Apple’s artificial intelligence (AI) play
The latest iteration of Apple’s famous device, the iPhone 16, came out earlier this year. The iPhone no longer generates the buzz it once did, but the company is counting on a suite of artificial intelligence (AI) features the iPhone 16 comes with to raise consumers’ interest.
None of Apple’s AI features are particularly new. They include generative AI-assisted writing, editing, and summarization tools; ChatGPT integrated with Siri; the ability to create images; and more, all of which many other companies offer in some capacity.
However, few companies have the kind of ecosystem and consumer loyalty that Apple has. Its integration of nifty AI tools into its most popular device (and others) at a time when people are generally excited about what the technology can do could lead to a robust renewal cycle, resulting in solid revenue growth.
Apple is just getting started, too. During the company’s fourth-quarter earnings conference call, CEO Tim Cook said: “This is just the beginning of what we believe generative AI can do, and I couldn’t be more excited for what’s to come.”
Some investors and analysts were unhappy with Apple because they thought it was trailing its tech industry peers in using AI. Apple, though, does not necessarily seek to be first to market. The iPhone was not the first portable phone or even smartphone, nor were its AirPods the first headphones. They were just significant improvements over the then-available options.
While it’s not known what Apple will do next in AI, but clearly, the company has big plans in that department. It could provide a significant tailwind for Apple in the coming years, especially as it has plenty of money to invest.
Apple ended its latest period, the fourth quarter of its fiscal year 2024, with $108.81 billion in free cash flow, a slight increase compared to the year-ago period.
Services will play a role, too
In Apple’s fourth quarter (ended Sept. 28), the company reported revenue of $94.9 billion, an increase of 6% year over year. Apple’s services segment continues to grow faster than the rest of the business, with services sales coming in at about $25 billion, 12% higher than the year-ago period. According to management, Apple’s number of active devices reached a new all-time high, although it did not give an exact number. But it’s believed to be well over 2 billion.
Apple’s massive ecosystem is a major strength. It now boasts more than 1 billion subscriptions across its range of services.
True, this segment still makes up a relatively small part of the company’s revenue, but it has been growing faster than the rest of its business for some time. And as its ecosystem continues to grow, Apple’s product offerings and subscriptions will, too. That will add more fuel to the company’s growth engine through 2030, and likely well beyond that.
Don’t forget the dividend
Apple’s total returns — including dividends reinvested — have outpaced the broader market in the past five years.
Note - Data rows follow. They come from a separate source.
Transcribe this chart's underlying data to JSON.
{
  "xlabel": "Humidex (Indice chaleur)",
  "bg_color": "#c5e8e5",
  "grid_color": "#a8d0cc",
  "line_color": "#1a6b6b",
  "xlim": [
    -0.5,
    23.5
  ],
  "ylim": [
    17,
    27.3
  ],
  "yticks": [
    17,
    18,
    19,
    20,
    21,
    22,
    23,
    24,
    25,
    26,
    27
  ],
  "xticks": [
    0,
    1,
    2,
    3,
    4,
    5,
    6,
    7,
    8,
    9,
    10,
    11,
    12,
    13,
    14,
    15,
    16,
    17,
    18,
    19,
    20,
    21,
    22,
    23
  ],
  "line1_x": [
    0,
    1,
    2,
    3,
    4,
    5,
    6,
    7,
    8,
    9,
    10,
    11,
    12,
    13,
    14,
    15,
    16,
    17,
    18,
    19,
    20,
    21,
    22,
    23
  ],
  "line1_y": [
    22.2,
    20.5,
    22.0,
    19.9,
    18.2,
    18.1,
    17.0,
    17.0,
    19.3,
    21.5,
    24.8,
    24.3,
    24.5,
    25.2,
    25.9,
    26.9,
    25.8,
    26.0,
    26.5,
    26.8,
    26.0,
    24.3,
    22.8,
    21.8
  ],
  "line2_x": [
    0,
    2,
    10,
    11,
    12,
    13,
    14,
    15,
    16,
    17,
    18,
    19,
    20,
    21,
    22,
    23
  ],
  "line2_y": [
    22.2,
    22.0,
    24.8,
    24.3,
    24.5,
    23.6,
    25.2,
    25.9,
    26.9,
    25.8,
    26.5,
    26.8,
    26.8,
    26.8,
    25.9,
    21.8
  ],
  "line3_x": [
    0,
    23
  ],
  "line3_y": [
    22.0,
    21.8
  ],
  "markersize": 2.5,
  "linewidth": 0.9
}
Apple’s dividend program is most certainly one reason why Warren Buffett — who famously loves dividends — thinks so highly of the stock. Apple’s forward yield of 0.44% isn’t impressive. The average for the S&P 500 (^GSPC -1.32%) is 1.32%.
However, the company’s solid business, incredible ability to generate cash flow, and extremely conservative cash payout ratio of just 14% means Apple is a good dividend growth stock. That, combined with Apple’s financial results, could lead to superior returns through 2030.